Tuesday, January 27, 2015

Bacon Cheeseball

Photo and recipe courtesy of Jennifer Hill.
      Cheeseballs are one of my weaknesses. They spread on crackers and have great contrast in creamy and crunchy textures. With only 4 ingredients, this one is not only creamy and flavorful, but it's also covered in bacon. What's not to like?

Bacon Cheeseball
2 - 8 oz. packet cream cheese
2 - 5 oz. cans Old English Cheese Spread
2 - 1 oz. packets of Hidden Valley Ranch dip mix
1 - 3 oz. package of Real bacon bits

Place cream cheese in a large mixing bowl, covered,  at room temperature for 1/2 - 1 hour (until able to mix easily). 

Once cream cheese is spreadable, add cheese spread and dip mix and mix on low speed with a hand mixer until thoroughly blended together. 

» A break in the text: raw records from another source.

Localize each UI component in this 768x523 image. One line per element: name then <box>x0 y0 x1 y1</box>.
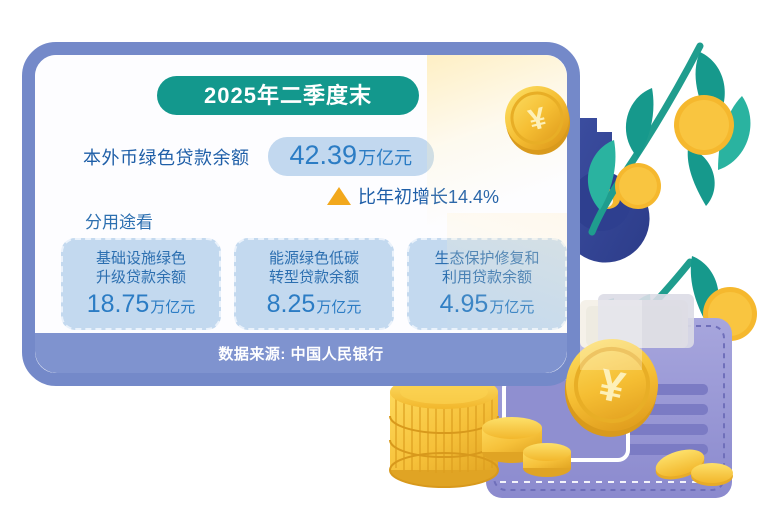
frame-inner: 2025年二季度末 本外币绿色贷款余额 42.39 万亿元 比年初增长14.4%… <box>35 55 567 373</box>
category-unit: 万亿元 <box>489 300 534 315</box>
headline-unit: 万亿元 <box>358 149 412 167</box>
infographic-frame: 2025年二季度末 本外币绿色贷款余额 42.39 万亿元 比年初增长14.4%… <box>22 42 580 386</box>
source-text: 数据来源: 中国人民银行 <box>218 343 383 364</box>
category-card-list: 基础设施绿色 升级贷款余额 18.75 万亿元 能源绿色低碳 转型贷款余额 8.… <box>61 238 567 330</box>
page-title: 2025年二季度末 <box>204 85 372 107</box>
card-slip <box>598 294 694 348</box>
category-value-wrap: 8.25 万亿元 <box>267 292 362 317</box>
leaf-icon <box>688 148 715 206</box>
fruit-icon <box>679 100 729 150</box>
source-bar: 数据来源: 中国人民银行 <box>35 333 567 373</box>
fruit-icon <box>619 167 657 205</box>
category-unit: 万亿元 <box>150 300 195 315</box>
category-label: 生态保护修复和 利用贷款余额 <box>434 249 539 287</box>
section-label: 分用途看 <box>85 208 153 233</box>
growth-row: 比年初增长14.4% <box>327 183 499 209</box>
category-value-wrap: 18.75 万亿元 <box>87 292 196 317</box>
growth-text: 比年初增长14.4% <box>358 183 499 209</box>
infographic-canvas: 2025年二季度末 本外币绿色贷款余额 42.39 万亿元 比年初增长14.4%… <box>0 0 768 523</box>
category-value-wrap: 4.95 万亿元 <box>440 292 535 317</box>
category-label: 能源绿色低碳 转型贷款余额 <box>269 249 359 287</box>
headline-label: 本外币绿色贷款余额 <box>83 144 250 170</box>
category-label: 基础设施绿色 升级贷款余额 <box>96 249 186 287</box>
title-pill: 2025年二季度末 <box>157 76 419 115</box>
headline-row: 本外币绿色贷款余额 42.39 万亿元 <box>83 137 553 176</box>
triangle-up-icon <box>327 187 351 205</box>
category-unit: 万亿元 <box>316 300 361 315</box>
category-card: 能源绿色低碳 转型贷款余额 8.25 万亿元 <box>234 238 394 330</box>
leaf-icon <box>626 88 654 158</box>
headline-value: 42.39 <box>290 142 358 169</box>
coin-stack-icon <box>390 375 498 487</box>
category-value: 8.25 <box>267 292 316 317</box>
category-value: 18.75 <box>87 292 150 317</box>
category-value: 4.95 <box>440 292 489 317</box>
category-card: 基础设施绿色 升级贷款余额 18.75 万亿元 <box>61 238 221 330</box>
headline-value-pill: 42.39 万亿元 <box>268 137 435 176</box>
category-card: 生态保护修复和 利用贷款余额 4.95 万亿元 <box>407 238 567 330</box>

Line a small soup bowl with aluminum foil and dish mixture into bowl, making sure to press the mixture into the contour of the bowl. Cover with aluminum foil and place in refrigerator overnight or until cheese mixture is hard and can be easily taken from the aluminum foil.

Shape with hands to round out into a ball. Pour bacon bits on a plate and roll cheese ball until completely covered. 

Place on serving platter and fill in any bare spots with remaining bacon bits. Can be served with crackers and/or crudites.